Bombardeo, de Ángela Figuera Aymerich | Poema

    Poema en español
    Bombardeo

    Yo no iba sola entonces. Iba llena 
    de ti y de mí. Colmada, verdecida, 
    me erguía como grávida montaña 
    de tierra fértil donde la simiente 
    se esponja y apresura para el brote. 
    Era mi carne, tensa y ahuecada, 
    nido cerrado que abrigaba el vuelo 
    de un ala sin plumón y con grillete: 
    casi cristal y casi sueño. Tierna. 

    Iba llena de gracia por los días 
    desde la anunciación hasta la rosa. 
    Pero ellos no podían, ciego, brutos, 
    respetar el portento. 
    Rugieron. Embistieron encrespados. 
    Lanzaron sobre mí y mi contenido 
    un huracán de rayos y metralla. 

    Del más bello horizonte, del más puro 
    cielo de otoño vomitaron lluvia 
    de ciegos mecanismos destructores 
    que desataban sobre el cauce seco 
    del callejero asfalto sorprendido 
    los ríos de la sangre. 

    (...) Noches de sueño incierto, triturado 
    por la tremenda sinfonía 
    del frente en erupción y los caballos 
    del miedo galopando en explosivos. 

    Y la sangre con hambre que se exprime 
    hasta la última esencia 
    para nutrir al hijo sazonándose. 

    Y la desnuda soledad del cuerpo, 
    desorientado, desgajado en vivo 
    del cuerpo del amante. 

    Aquellas noches del pavor sin luces, 
    apelmazadas de odios y de ruinas, 
    yo te esperaba. Me llegaste a veces. 
    Del último bisel de la tragedia, 
    del borde mismo de la hirviente sima 
    venías hasta mí.
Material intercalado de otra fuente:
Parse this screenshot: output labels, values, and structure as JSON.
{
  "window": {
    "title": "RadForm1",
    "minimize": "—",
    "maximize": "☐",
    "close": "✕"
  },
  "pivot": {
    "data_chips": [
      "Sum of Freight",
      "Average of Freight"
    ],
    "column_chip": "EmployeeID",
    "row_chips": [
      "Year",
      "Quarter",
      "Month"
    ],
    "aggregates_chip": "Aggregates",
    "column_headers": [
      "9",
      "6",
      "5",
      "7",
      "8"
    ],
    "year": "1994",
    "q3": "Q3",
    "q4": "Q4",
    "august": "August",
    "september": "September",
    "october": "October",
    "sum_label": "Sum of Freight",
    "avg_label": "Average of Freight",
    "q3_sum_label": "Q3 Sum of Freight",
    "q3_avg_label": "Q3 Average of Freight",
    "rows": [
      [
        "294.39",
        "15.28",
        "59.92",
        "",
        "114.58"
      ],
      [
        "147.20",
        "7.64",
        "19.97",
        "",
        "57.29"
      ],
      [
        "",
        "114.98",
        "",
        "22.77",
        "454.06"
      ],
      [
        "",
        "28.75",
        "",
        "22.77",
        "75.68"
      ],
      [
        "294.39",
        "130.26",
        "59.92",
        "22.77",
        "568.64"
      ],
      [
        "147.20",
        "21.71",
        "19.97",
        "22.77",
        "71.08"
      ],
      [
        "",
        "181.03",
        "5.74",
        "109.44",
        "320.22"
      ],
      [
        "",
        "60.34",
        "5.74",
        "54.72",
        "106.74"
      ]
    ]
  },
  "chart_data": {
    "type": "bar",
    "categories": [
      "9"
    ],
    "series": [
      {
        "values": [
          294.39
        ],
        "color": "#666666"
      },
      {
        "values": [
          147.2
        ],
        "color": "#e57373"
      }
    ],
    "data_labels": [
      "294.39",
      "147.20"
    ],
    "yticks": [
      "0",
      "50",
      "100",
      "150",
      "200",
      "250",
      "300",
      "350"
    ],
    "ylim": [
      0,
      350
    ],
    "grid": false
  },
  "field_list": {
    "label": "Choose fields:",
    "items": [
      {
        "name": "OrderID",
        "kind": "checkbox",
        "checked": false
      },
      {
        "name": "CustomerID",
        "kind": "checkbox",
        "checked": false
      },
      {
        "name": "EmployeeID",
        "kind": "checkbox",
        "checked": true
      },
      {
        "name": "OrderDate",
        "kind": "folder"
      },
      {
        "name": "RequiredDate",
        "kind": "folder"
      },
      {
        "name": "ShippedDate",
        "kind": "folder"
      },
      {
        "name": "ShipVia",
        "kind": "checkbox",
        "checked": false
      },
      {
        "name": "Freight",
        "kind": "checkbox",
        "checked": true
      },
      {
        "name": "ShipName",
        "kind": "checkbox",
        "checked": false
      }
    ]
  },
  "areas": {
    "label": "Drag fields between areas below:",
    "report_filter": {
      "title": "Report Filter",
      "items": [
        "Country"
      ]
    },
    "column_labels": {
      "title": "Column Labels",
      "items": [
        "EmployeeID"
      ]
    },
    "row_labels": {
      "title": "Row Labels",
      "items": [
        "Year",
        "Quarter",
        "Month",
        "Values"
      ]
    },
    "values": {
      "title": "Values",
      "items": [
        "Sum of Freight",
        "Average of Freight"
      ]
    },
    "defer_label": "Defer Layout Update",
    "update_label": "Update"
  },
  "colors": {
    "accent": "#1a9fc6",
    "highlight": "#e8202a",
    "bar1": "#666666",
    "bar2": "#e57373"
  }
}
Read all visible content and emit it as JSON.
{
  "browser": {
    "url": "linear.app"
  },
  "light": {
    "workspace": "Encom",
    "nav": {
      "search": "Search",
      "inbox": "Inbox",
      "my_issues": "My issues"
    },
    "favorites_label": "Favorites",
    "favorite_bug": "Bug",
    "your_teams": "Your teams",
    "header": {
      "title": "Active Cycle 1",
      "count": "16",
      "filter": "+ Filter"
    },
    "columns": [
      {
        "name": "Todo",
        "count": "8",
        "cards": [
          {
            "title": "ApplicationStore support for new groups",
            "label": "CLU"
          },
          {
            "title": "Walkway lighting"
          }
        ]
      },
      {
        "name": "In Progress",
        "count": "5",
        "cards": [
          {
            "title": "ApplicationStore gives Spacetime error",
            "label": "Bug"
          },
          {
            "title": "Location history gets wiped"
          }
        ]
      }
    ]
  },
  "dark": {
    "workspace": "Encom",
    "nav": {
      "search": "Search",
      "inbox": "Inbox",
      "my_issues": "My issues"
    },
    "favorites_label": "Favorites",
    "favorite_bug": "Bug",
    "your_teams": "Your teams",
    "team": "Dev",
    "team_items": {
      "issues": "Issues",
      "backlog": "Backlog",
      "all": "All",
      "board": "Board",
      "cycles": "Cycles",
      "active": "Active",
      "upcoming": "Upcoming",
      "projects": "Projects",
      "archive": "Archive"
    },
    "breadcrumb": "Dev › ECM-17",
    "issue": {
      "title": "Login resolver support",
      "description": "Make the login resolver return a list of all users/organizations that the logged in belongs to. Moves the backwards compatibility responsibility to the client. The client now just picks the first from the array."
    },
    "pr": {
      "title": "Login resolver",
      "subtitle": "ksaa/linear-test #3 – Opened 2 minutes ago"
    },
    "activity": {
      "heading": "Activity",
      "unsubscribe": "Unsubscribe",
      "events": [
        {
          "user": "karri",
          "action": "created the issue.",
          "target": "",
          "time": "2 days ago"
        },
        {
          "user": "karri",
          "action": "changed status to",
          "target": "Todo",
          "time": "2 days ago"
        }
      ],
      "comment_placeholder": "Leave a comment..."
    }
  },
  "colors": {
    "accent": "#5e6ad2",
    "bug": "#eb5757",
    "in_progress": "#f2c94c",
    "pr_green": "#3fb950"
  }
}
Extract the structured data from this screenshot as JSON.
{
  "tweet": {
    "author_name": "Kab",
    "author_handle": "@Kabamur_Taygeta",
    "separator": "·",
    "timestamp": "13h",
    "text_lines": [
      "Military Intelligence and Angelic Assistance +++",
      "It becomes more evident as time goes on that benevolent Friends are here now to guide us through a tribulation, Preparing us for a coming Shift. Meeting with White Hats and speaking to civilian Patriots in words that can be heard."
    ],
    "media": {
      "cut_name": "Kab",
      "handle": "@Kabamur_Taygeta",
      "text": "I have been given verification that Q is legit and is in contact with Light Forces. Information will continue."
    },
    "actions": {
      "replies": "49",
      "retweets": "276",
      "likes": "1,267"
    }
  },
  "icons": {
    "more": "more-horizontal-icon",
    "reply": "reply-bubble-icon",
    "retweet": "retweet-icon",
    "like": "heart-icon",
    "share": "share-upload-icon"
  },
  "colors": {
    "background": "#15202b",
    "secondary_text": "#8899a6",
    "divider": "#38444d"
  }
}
Me contemplabas 
    con unos ojos llenos de agua sucia 
    donde asomaban rostros de cadáveres. 
    Ojos que procuraban ser risueños 
    y mansos al pasar por mi figura 
    y acariciar con luces de esperanza 
    la curva de mi vientre. 

    ¡Con qué exaltada fuerza, con qué prisa, 
    con qué vibrar de nervios y raíces 
    nos quisimos entonces! 

    Yacíamos unidos, sin lujuria, 
    absortos en el hondo tableteo 
    de nuestros corazones. Escuchando 
    de vez en vez el tímido latido 
    del otro corazón encarcelado 
    que ya, para nosotros, gorjeaba. 
    Yo sonreía señalando el sitio 
    en que un talón menudo percutía 
    mis íntimas paredes en un ansia 
    gozosa de correr por los senderos 
    apenas presentidos. 

    Y, en medio del olvido refrescante, 
    en lo mejor del conseguido sueño, 
    surgía denso, alucinante, bronco, 
    el bélico zumbar de la escuadrilla. 
    Bramando, sacudiendo, despeñándose, 
    atropellándose los ecos 
    iban las explosiones avanzando, 
    cada vez más cercanas, 
    hasta que, al fin, la muerte en torrentera, 
    en avalancha loca, trascurría 
    sobre nuestras cabezas sin refugio. 

    Entonces tú, imperioso, dominante, 
    con un impulso elemental de macho 
    que guarda la nidada, con un gesto 
    ardiente y violento como el acto 
    de la amorosa posesión, cubrías 
    mi cuerpo con tu cuerpo enteramente, 
    haciendo de tus largos huesos duros, 
    de tu apretada carne exacerbada, 
    un ilusorio escudo indestructible 
    para el hijo y la madre. 

    Así, unidas las bocas, trasvasándonos 
    el tembloroso aliento, diluidos 
    en éxtasis de espanto y de delicia, 
    las almas contraídas, esperábamos... 

    No. Nunca nos quisimos como entonces.